Wie ihm geht es vielen Menschen in Deutschland. Der wohl bekannteste Modellbauer dürfte der ehemalige bayerische Ministerpräsident Horst Seehofer (CSU) sein, der seit vielen Jahren im Keller seines Ferienhauses an einer Modelleisenbahn bastelt. Laut einer Leserumfrage durch das Unternehmen Market Research gibt es noch immer rund 1,5 Millionen Bundesbürger, die sich sehr für H0, Spur N und Co interessieren. Knapp eine halbe Million üben das Hobby in ihrer Freizeit aktiv aus. Gemeinhin gilt der Modellbahnbau eher als Männerhobby, in Szeneforen finden sich nur wenige Frauen. Genaue Zahlen dazu gibt es allerdings nicht.
Die Pandemie hat der Modellbahnbranche wieder einen Schub gegeben
Während der Corona-Pandemie verzeichneten Hersteller wie Piko oder Märklin Wachstumssprünge. Märklin verbuchte im Jahr 2020 rund 40 Prozent mehr Aufträge als sonst, im Geschäftsjahr 2021/22 erwirtschaftete man einen Umsatz von 131,4 Millionen Euro. Für das laufende Jahr rechnet das Unternehmen mit einem Rückgang aufgrund steigender Produktionskosten, erwartet aber immer noch ein Ergebnis deutlich über Vor-Corona-Niveau.
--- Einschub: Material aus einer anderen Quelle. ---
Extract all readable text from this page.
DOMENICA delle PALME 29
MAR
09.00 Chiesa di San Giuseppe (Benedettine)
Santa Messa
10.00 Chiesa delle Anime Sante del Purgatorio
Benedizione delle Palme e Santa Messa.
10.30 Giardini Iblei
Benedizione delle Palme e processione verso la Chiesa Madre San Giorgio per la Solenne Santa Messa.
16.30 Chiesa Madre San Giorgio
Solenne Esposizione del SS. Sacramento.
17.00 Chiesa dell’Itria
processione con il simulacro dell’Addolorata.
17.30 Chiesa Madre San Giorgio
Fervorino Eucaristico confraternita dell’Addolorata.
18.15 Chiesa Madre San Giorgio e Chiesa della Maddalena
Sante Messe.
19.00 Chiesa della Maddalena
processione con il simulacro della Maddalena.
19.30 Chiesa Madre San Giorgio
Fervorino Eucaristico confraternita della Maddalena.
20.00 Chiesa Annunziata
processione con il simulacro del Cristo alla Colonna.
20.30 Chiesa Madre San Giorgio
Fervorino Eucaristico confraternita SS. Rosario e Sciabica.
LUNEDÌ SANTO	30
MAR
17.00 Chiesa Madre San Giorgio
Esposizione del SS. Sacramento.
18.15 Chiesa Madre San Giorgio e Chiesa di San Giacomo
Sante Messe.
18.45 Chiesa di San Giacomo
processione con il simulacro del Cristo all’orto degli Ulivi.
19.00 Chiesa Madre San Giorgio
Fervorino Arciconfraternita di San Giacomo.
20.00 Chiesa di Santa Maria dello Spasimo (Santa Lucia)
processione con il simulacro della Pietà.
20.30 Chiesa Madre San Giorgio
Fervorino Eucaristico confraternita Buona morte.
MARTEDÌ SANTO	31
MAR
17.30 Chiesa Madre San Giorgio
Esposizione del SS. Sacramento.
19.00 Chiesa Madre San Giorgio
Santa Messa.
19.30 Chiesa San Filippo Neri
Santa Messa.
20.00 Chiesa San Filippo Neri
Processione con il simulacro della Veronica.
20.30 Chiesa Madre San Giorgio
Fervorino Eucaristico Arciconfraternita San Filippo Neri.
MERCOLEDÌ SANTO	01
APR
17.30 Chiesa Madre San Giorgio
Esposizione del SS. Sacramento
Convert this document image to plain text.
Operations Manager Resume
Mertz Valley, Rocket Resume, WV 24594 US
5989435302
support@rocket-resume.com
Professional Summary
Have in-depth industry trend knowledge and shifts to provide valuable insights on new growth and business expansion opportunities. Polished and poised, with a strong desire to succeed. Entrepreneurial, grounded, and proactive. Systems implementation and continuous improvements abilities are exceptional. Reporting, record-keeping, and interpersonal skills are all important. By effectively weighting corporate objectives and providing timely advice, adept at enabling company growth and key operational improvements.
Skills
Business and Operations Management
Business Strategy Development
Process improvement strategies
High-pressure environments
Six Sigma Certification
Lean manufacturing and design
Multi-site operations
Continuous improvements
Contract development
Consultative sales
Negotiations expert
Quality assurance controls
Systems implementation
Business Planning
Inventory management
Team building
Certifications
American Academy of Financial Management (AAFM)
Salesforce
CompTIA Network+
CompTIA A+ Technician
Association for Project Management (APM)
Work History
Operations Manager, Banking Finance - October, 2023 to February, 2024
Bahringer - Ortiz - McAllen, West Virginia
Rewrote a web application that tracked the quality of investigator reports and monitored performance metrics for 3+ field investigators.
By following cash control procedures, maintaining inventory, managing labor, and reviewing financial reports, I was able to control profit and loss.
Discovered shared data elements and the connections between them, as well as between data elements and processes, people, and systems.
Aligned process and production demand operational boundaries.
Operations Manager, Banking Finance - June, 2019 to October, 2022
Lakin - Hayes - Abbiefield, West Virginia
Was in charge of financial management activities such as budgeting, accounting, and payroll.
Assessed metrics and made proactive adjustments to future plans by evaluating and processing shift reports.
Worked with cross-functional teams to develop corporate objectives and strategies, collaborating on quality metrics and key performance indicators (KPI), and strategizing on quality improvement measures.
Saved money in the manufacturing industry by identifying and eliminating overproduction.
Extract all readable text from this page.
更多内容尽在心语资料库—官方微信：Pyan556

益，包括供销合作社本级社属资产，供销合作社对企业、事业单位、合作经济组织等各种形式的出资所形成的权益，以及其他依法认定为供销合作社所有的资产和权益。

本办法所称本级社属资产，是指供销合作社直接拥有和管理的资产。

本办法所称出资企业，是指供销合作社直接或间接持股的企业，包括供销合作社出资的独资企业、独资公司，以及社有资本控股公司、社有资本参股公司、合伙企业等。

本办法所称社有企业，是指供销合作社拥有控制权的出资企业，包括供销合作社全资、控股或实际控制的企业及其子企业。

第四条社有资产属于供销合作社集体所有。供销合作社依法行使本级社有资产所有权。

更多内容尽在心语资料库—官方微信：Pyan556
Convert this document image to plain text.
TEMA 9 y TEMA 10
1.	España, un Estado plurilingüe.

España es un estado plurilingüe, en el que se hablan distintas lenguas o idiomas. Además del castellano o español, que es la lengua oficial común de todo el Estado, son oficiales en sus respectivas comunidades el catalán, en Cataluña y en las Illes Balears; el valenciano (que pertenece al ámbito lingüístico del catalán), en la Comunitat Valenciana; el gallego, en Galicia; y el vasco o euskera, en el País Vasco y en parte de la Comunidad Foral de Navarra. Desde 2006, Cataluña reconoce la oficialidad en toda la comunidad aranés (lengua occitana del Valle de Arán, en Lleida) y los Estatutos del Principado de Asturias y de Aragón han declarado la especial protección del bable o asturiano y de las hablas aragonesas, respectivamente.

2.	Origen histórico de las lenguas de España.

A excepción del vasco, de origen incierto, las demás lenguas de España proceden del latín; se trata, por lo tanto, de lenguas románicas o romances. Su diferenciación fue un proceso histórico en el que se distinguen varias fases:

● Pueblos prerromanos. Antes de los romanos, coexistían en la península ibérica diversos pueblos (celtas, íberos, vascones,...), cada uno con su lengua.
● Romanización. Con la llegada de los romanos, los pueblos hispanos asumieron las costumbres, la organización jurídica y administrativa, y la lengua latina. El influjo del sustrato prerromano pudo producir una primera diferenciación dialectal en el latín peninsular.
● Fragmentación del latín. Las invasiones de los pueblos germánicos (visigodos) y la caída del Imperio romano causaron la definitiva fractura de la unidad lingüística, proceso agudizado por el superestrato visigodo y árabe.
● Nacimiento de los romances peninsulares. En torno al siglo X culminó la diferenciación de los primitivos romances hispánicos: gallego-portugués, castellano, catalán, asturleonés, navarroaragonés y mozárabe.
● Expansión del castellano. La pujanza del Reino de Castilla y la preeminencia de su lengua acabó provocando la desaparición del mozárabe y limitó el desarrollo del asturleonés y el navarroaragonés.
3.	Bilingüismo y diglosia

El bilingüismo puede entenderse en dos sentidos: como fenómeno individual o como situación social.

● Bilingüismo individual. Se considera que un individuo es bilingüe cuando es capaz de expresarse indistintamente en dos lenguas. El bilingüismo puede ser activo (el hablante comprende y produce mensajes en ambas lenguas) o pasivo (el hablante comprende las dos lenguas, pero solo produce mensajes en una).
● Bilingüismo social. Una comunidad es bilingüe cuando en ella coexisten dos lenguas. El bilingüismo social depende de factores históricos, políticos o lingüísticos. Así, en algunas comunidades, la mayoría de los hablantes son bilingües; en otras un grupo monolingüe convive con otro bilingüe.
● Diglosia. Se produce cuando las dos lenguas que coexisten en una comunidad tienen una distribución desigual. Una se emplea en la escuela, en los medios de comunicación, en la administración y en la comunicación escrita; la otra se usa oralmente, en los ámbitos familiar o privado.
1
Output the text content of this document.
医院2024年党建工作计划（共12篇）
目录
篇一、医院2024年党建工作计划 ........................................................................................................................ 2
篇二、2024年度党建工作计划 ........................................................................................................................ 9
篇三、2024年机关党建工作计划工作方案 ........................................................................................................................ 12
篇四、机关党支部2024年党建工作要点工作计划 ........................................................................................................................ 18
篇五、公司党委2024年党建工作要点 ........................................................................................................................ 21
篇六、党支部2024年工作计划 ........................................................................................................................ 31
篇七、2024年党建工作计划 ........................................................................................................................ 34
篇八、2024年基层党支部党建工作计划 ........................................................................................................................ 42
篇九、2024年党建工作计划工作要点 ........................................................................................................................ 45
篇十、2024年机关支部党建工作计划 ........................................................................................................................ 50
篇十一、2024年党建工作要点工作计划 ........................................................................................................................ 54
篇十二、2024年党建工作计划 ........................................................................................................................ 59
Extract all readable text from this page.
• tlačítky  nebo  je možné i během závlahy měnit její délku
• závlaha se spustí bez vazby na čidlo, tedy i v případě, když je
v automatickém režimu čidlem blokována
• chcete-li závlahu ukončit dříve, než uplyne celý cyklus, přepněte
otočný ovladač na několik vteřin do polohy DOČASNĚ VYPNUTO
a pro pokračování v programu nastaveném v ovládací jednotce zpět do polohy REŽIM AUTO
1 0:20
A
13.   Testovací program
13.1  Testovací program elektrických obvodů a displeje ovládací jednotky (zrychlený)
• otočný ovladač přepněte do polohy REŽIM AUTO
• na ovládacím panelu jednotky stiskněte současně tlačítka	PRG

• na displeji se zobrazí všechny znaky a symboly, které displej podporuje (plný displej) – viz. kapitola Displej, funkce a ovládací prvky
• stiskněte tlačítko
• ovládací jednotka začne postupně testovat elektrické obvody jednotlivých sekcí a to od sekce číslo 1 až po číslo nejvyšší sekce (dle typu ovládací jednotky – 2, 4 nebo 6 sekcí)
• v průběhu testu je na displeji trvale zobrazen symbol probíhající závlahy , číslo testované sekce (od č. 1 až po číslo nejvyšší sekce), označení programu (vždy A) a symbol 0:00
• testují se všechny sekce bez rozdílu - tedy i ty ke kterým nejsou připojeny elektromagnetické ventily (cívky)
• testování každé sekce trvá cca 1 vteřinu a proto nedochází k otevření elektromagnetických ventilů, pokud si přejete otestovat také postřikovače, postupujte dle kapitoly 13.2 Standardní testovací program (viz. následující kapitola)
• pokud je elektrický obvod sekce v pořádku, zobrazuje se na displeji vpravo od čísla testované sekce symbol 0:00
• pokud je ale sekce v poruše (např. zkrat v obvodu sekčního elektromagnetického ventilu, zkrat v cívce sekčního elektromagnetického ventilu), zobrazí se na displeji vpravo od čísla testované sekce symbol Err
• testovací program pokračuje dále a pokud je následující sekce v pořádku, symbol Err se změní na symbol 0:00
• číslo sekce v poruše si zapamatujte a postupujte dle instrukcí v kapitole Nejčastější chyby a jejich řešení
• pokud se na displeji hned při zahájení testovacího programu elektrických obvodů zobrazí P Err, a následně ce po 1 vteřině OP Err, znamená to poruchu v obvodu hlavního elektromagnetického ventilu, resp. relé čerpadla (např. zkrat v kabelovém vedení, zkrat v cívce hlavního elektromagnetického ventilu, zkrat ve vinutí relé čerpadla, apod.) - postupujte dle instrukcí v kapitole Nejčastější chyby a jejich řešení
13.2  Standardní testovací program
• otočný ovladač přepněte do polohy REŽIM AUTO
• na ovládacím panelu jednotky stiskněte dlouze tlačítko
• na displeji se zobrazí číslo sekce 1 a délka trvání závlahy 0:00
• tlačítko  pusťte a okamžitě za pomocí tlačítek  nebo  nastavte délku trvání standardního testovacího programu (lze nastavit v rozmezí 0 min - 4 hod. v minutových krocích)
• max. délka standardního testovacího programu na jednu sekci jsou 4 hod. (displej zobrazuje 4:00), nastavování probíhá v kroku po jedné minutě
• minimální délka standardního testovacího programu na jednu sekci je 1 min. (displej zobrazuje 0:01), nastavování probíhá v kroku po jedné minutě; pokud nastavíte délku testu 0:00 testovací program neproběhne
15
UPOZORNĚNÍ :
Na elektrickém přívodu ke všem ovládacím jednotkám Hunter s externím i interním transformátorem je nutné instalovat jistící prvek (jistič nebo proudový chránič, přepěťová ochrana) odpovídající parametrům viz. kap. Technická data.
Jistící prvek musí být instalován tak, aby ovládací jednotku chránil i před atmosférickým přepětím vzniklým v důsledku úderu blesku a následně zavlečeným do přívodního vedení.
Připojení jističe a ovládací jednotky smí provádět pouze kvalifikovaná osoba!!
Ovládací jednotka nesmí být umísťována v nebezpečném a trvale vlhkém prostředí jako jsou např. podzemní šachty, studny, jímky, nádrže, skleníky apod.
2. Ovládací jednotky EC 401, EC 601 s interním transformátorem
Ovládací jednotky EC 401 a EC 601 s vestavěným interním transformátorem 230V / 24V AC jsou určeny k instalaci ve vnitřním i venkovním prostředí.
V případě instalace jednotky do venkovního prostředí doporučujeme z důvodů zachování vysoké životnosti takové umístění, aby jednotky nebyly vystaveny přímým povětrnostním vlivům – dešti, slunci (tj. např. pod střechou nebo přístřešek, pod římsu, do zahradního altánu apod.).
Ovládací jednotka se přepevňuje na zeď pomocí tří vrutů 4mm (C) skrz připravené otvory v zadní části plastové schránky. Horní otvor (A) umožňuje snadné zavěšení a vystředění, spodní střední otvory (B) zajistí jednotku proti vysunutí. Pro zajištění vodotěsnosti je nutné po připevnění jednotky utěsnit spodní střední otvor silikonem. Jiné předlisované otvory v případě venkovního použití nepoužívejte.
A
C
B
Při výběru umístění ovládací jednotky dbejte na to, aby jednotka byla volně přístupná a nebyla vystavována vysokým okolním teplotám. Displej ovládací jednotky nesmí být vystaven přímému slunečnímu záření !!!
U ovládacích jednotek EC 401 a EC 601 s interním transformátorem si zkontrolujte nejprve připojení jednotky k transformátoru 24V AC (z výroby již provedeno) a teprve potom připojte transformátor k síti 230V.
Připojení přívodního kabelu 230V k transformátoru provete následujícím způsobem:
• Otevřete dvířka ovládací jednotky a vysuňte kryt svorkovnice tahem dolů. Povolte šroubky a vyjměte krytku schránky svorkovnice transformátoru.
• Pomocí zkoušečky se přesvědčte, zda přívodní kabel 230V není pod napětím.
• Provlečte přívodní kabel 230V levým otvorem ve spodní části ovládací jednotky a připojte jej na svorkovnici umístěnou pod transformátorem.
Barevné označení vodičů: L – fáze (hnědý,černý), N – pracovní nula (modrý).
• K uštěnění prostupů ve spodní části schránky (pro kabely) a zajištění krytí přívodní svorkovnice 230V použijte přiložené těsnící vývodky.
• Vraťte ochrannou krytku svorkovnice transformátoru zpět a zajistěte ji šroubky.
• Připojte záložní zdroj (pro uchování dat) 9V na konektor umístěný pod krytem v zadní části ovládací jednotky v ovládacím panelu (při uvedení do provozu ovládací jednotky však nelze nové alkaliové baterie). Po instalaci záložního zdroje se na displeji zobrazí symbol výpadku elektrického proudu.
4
Der Frankfurter Allgemeinen Zeitung verkündete Märklin-Chef Florian Sieber bereits vor der Pandemie, dass es gelinge, immer mehr jüngere Kunden zu gewinnen: "Die Modelleisenbahn ist nicht mehr nur ein Hobby von Opis, sie ist wieder zur Generationenbeschäftigung geworden", sagte er der Zeitung. "Jung" muss hier allerdings relativiert werden: Die neuen Kunden seien laut eigener Marktforschung um die 40 Jahre alt. Sie würden allerdings oft Loks für ihre Kinder kaufen.
Um Nachwuchs müssen auch die "Großen" kämpfen. Detlev Megow diagnostiziert zwar seinem eigenen Verein in Nördlingen eine gute Zukunft, doch anderswo "sieht es düster aus". "Es gibt leider viele, die die Jungen nicht an ihre Loks heranlassen. Wenn sie nur schauen und vielleicht putzen dürfen, aber nie wirklich etwas machen, verlieren die meisten das Interesse. Bei uns helfen die jungen Vereinsmitglieder selbstverständlich überall mit, sie müssen sogar", sagt er. Dass die Loksnicht nur bei alten Fans ankommen, zeigt auch das Publikum beim Nördlinger Eisenbahnfest: Kinder, Jugendliche, Erwachsene, Rentner – hier sind alle vor Ort.
Und wenn MegowsLok laut zischend dicke Wolken ausstößt, ist der Gesichtsausdruck bei allen gleich: begeistert.